25 July 2010


The aftermath of the US Senate's decision to put off climate legislation has been ugly. The Obama Administration is blaming the inside-the-beltway environmental lobbyists:

One exasperated administration official on Thursday lambasted the environmentalists – led by the Environmental Defense Fund – for failing to effectively lobby GOP senators.

“They didn’t deliver a single Republican,” the official told POLITICO. “They spent like $100 million and they weren’t able to get a single Republican convert on the bill.”

One of those inside-the beltway lobbying groups, the Center for American Progress, fires right back at the Obama Administration:
On the political front, the White House deserves most of the blame for not getting Republicans. Why? Because the White House never tried to keep moderate Democrats in line, never made it clear that there was definitely gonna be a vote on this bill and the moderates should figure out what they needed to support the bill (as in the case of healthcare reform).
The failure of the climate bill in the Senate has also led to something that I never thought I'd read, this from Thomas Friedman:
I don’t have anything else to say
By contrast, Clive Crook however has a lot to say, and as usual, it is smart and on point:

Governments have failed. It is important to understand why, and to see what needs to change. In the US, almost everybody is implicated. The Republican party is at fault for refusing to take climate change seriously and for brainlessly opposing tax increases – which meaningful climate change policies demand, one way or another. Under current rules, the Senate needs 60 votes to pass a law; there are 59 Democrats, so they cannot act alone.
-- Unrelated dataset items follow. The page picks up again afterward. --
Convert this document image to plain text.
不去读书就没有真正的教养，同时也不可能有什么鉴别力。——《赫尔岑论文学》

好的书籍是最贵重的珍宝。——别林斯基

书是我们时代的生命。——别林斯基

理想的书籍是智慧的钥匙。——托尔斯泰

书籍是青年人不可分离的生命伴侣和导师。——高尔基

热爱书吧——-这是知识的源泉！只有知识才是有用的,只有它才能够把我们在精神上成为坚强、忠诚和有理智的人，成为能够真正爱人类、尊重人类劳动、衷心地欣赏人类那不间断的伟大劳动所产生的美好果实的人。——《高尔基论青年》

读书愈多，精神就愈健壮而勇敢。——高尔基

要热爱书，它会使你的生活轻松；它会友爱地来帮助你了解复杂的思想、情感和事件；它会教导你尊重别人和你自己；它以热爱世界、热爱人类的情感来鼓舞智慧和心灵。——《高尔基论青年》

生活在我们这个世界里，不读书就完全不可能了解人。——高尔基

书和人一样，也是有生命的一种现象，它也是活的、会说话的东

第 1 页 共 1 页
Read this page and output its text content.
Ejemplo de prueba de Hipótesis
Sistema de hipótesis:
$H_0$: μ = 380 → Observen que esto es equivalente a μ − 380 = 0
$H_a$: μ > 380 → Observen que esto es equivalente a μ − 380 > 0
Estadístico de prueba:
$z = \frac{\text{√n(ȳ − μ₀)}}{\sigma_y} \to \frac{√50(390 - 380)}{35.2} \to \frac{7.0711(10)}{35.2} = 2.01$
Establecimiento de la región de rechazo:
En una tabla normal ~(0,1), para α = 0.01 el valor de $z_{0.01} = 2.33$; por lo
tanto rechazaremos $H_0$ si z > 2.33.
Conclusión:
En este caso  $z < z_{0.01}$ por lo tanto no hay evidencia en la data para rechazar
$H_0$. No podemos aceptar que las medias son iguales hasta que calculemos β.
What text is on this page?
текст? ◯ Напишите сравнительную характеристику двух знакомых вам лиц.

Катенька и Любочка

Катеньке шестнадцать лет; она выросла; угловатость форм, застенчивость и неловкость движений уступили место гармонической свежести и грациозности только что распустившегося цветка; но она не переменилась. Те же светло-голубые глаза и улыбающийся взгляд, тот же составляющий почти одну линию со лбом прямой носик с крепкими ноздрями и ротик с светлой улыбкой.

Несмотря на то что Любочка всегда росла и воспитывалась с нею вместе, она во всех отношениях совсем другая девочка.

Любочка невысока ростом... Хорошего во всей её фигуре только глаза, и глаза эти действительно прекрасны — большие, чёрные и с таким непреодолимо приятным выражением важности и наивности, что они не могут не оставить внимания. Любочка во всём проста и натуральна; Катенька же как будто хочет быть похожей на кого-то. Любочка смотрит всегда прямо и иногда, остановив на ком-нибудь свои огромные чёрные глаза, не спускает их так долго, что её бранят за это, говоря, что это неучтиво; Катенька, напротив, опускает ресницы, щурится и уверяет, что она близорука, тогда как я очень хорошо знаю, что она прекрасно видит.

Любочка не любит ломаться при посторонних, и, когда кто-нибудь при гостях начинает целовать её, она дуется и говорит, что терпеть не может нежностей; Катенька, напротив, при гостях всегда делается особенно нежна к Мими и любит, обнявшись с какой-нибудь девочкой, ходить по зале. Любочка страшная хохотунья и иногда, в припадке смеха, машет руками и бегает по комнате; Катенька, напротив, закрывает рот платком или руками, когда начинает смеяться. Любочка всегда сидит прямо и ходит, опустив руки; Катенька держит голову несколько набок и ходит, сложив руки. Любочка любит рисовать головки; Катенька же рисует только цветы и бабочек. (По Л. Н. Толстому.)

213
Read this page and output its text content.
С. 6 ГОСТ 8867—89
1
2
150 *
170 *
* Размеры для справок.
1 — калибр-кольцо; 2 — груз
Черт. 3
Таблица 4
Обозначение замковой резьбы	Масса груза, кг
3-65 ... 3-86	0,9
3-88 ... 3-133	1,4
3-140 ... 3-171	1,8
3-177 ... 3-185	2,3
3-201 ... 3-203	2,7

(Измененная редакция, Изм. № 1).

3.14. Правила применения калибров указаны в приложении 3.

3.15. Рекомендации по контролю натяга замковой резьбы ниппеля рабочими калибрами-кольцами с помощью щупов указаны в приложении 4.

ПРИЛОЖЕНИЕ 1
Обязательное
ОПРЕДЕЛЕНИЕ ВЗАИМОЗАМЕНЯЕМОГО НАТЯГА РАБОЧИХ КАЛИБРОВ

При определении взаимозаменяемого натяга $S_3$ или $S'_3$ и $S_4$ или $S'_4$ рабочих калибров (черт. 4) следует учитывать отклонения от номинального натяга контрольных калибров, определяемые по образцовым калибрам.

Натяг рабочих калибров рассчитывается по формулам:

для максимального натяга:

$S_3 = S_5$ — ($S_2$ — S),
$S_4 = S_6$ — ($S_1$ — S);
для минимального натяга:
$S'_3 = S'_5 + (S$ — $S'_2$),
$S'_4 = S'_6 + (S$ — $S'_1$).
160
The Democrats themselves are divided. They would struggle to muster a bare Senate majority for cap-and-trade. The party has also bungled the case for action. It pretended cap-and-trade could work without making energy dearer – it is not really a tax, they insist. Of course it is and voters can usually tell when they are being conned.

In an election year, with a depressed economy and sentiment turning against the Democrats, passing cap-and-trade was sure to be difficult. After healthcare reform, a fiscal stimulus of $800bn, the Troubled Asset Relief Program and a wholesale rearrangement of financial regulation, US voters have no appetite for another big initiative. This may be why Mr Obama invested so little in the issue. He let cap-and-trade die in Congress. He too is partly to blame.

In all these political calculations, one fact looms large: voters are worried about climate change, but not enough to demand, or perhaps even tolerate, meaningful action. This is why the politicians acted as they did. Stronger leadership would have helped, no doubt. Still, you have to wonder why public opinion is failing of its own accord to demand action. The answer is not, I think, that voters on the whole are stupid – something many politicians believe rather too openly. In part, it is that climate science has trashed its own credibility.

Leading scientists have worked as activists rather than scholars, on the principle that the public needs to be scared and must not be troubled with complications. Uncertainties are suppressed, disagreements kept quiet, inconvenient truths set aside. The science is settled: that is all the public can handle.

The Intergovernmental Panel on Climate Change institutionalised the idea and the Climategate e-mails opened a window on the process. What was supposed to be a disinterested clearing-house for science to guide policy became, in part, a taxpayer-funded lobbying shop – and a notably incompetent one. The science was fitted to the case for action rather than the other way round. The public does not trust scientist-activists, and is right not to.

Restoring confidence in climate science should be a priority – a task that the recent flurry of inquiries supposedly vindicating the Climategate e-mailers has set back. The IPCC needs new leadership, a fresh mandate and strong oversight. Governments should stop outsourcing their advocacy role to a supposedly non-political scientific body. Scientists demanding deference to their expertise are entitled to it only if they leave politics to the politicians. The case for action on greenhouse gases is strong, but not certain. Action ought to be taken despite the doubts. That is different from demanding action because there are no doubts. Trust the public with a less varnished view of the science and support for climate policy would strengthen. How else should governments move forward?
Meantime, some activist climate scientists are trying to reignite the bitter debate over the Hockey Stick (I kid you not).

In short, climate policy is in utter meltdown: on the political left environmental advocates are at each others' throats while there is every indication that the climate science community has drawn no useful lessons from the past nine months. The state of both the politics and the visible elements of the scientific community are completely contrary to advancing action on energy and climate policies. Those opposed to such action will most likely sit back and enjoy the spectacle.